Lastly, child protection has become a matter of best practice in terms of necessary skills when it comes to handling children either as a primary and secondary caregivers. Religious places of worship must not be left behind in this new and laudable global move to protect our children. Failure to think this way opens children to abuses under their care and becomes a distraction to their mission, integrity and credibility. The recently cases of child sexual abuse linked to the Catholic Church is an eloquent example of the point I am trying to make.
Therefore in perilous times like this, vigilance must become the strategy of liberty for our children. The antidote to abuse is to create a culture of child protection. Culture, which refers to values are not created in one day. It is established through the instrumentality of a child protection system anywhere and everywhere children are gathered. It is important to note that Child Protection Systems work by a well-articulated Child Protection Policy, carefully designed according to the needs of the institution which seeks to use it to protect children.

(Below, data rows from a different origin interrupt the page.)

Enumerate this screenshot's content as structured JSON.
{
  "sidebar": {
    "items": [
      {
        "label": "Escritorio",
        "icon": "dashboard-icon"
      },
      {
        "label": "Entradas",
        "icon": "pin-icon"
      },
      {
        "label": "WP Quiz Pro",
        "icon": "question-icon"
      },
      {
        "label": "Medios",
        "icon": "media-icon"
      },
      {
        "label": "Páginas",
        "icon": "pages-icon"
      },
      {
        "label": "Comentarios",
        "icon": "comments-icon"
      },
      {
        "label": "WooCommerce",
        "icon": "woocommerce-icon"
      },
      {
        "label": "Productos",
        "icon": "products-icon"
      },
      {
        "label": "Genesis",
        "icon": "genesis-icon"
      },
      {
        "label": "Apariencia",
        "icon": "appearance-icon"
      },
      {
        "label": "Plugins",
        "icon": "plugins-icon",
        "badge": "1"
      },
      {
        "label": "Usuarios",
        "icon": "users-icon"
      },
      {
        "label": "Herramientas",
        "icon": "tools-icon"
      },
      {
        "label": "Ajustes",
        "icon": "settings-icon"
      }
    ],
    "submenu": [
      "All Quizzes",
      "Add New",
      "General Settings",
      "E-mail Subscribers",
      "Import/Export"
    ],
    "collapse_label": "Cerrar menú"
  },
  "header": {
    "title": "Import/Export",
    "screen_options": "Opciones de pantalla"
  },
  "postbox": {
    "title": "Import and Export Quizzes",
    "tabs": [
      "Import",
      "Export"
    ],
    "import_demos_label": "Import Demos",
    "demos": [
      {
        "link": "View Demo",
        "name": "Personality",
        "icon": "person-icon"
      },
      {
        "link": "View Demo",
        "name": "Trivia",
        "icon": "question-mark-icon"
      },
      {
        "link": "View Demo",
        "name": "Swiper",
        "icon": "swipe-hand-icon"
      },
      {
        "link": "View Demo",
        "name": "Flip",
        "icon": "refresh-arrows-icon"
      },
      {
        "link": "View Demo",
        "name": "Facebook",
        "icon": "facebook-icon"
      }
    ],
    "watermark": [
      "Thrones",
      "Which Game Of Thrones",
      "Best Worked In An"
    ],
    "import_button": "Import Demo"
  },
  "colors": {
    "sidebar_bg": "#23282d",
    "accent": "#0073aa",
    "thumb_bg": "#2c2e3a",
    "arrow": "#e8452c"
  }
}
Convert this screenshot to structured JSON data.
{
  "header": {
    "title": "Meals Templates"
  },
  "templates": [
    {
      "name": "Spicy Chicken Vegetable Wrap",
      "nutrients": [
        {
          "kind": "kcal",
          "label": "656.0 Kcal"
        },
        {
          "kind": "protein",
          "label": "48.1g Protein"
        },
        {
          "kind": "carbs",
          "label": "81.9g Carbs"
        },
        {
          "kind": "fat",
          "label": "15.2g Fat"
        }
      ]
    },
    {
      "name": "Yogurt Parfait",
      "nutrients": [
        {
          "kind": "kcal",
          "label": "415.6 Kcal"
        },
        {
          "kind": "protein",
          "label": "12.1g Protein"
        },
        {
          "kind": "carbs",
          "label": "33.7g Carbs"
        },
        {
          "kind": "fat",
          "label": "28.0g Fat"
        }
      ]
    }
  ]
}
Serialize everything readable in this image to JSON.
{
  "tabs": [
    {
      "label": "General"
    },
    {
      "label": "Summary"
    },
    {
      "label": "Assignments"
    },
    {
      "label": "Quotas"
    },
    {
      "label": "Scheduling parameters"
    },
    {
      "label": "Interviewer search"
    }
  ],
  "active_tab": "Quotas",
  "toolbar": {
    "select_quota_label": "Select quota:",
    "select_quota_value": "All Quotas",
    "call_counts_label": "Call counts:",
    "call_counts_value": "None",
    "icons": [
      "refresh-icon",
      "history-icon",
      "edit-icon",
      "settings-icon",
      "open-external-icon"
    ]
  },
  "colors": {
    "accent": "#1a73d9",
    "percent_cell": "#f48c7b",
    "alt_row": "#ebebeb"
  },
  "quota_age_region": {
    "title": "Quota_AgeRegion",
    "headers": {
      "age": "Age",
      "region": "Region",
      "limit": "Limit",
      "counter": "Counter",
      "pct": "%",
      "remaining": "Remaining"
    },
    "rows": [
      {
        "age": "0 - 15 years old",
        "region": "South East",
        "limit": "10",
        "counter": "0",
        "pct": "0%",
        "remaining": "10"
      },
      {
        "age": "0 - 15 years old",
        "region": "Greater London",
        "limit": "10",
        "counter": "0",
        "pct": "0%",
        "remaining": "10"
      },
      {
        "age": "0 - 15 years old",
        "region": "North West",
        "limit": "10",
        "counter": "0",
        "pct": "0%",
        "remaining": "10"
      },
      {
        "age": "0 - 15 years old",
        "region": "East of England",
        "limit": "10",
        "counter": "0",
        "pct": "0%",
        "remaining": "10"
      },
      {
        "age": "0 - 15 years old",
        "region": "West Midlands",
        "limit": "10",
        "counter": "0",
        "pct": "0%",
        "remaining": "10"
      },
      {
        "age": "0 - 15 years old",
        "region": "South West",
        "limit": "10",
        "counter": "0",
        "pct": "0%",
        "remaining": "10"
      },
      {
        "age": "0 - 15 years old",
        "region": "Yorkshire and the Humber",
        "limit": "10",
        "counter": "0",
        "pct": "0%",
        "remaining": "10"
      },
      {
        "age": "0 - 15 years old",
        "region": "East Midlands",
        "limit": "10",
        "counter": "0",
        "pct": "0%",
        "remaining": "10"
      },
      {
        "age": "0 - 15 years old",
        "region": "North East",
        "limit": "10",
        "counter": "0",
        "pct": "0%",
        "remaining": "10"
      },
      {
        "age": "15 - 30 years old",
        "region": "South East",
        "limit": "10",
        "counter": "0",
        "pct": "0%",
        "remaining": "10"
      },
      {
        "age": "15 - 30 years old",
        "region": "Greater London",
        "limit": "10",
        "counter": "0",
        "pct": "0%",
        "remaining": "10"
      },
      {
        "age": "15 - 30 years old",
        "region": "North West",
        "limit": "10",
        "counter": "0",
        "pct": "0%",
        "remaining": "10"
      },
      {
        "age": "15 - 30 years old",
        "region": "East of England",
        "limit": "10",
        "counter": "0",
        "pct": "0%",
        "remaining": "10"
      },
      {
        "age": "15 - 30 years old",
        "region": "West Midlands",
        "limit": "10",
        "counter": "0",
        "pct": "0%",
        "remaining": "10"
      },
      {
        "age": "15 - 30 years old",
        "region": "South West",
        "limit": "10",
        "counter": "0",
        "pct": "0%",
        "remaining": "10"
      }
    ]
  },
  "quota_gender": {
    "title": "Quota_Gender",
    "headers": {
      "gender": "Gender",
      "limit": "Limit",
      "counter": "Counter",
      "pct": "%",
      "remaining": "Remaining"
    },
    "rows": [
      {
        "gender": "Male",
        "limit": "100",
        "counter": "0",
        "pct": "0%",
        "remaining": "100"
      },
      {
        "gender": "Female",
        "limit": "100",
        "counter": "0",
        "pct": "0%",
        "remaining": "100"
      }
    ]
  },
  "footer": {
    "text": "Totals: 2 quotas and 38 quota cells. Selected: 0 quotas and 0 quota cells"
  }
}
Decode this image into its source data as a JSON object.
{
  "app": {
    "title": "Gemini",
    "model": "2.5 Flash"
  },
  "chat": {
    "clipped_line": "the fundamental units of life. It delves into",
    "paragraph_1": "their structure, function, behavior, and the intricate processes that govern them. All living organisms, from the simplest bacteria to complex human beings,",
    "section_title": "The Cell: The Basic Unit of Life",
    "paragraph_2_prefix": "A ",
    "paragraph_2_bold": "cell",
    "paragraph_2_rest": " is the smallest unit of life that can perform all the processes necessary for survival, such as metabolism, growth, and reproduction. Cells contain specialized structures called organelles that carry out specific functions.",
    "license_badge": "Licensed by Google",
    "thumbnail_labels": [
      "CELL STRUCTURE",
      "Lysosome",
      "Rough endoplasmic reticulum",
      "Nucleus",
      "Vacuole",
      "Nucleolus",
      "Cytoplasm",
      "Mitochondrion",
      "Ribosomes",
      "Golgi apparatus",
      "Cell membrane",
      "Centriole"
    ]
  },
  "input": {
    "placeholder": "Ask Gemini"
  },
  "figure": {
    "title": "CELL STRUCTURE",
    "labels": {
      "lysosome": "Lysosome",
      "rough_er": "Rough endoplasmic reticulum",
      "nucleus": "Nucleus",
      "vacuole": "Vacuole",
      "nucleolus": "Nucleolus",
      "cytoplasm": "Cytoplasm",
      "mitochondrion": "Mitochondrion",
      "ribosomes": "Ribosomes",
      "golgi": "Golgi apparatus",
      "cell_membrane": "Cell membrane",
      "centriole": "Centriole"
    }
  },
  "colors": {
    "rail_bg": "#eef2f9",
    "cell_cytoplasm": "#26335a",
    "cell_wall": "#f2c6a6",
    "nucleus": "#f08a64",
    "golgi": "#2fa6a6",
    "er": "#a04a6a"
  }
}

In this series, I will discuss in clear details on how places of religious worship can establish and sustain a measurable child protection system. I will break them down in question format that I believe the leadership of the places of religious of worship and their followers must ask to create a better children department, where we can collectively vouch for the safety of our children.
I charge you to join me here tomorrow as I begin to share these ten (10) questions you must ask to be sure your children are protected within the confines of the children department of religious places of worship.
Thank you for visiting today. I look forward to seeing you here tomorrow. I charge you today to Think the CHILD…Think TODAY…Think the FUTURE…
God bless you for this. i buy into this your Unquestionable philosophy
Reblogged this on Yours Truly, Adesola and commented:
On Friday, humbled by the words of Bar. Taiwo Akinlami during P&Y Family Show aired on Inspiration FM, I watched him as he poured out his thoughts on the negligence on the part of some parents when choosing a care giver for their child.
After the show, I was disturbed because I knew that the local church I attend is defaulting too, yet every Sunday and mid week service these children are urged to attend services held in their department, with parents having no idea about what goes on.
Spare some of your time to scan through key things to note in ‘So You Want To Send Your Child to the Children Department of Your Place of Worship?’ You don’t have to wait till you’re a parent before reading this.
Thank you ma’am for visiting and thank you most profoundly for reblogging…Do have an INSPIRED week.